Little Mr. has always had very engaging eye contact, he didn't mind you being around him - he doesn't push you away, in fact (and I am going to jump forward 2.5 years to today for a short while) today he is very cuddly too.
We really just put it down to his personality, we didn't want to start worrying or rushing him into doctors. We wanted him to grow up the way he wanted.
So, through his 1's he continued to progress physically. He did most of the usual things like running around, jumping and all that. He still wasn't really playing with toys, though he did play with other things. He enjoyed doing things that were quite repetitive, such as spinning objects, objects like plastic bowls.
He also wasn't really speaking. He did pick up 1 or 2 words at first, but then never really picked up much more. He also didn't seem to understand what we were asking, such as in want juice, etc. He also didn't have the ability to do things such as simple puzzles, he didn't seem to have the understanding. It was starting to be a bit more obvious that at this point he was struggling.
However, on the opposite side to this, his personality was growing, he was enjoying life and was very happy.

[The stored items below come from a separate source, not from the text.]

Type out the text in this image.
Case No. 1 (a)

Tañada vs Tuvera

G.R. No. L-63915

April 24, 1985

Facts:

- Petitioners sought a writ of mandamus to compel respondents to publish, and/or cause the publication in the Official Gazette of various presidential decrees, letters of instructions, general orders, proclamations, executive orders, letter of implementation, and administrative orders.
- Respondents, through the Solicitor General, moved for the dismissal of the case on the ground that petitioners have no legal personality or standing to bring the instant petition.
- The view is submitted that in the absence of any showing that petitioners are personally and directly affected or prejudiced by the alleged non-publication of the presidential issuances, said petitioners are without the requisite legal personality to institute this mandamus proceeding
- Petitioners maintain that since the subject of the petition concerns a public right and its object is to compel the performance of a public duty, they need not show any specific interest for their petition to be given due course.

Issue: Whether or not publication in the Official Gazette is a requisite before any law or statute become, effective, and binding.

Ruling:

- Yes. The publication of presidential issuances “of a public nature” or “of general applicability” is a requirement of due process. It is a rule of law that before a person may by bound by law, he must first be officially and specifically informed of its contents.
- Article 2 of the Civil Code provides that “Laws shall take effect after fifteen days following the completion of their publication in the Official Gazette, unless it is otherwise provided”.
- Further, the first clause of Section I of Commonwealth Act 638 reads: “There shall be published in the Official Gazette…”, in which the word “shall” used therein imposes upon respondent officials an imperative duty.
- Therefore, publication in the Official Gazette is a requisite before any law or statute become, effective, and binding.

Nothing too much seemed to phase him and we found he loved music, especially watching the nursery rhymes on YouTube.
We had also mentioned and talked with a community nurse on our worries, it was at this point that little Mr. was put forward for an appointment with the CDC (Child Development Center) to see if there was a reason for what we were seeing.
So, around 4-6 months later we had an appointment at the CDC. The way they do this is they have 4 children, all of a similar age. You go into a room with the other parents and the children guided into play, circle time, snack and so on. In that room are a number of experts such as OT (Occupational Therapists), EP (Educational Psychologist), Pediatric Doctor, Sensory specialist pus others. Each week they could change.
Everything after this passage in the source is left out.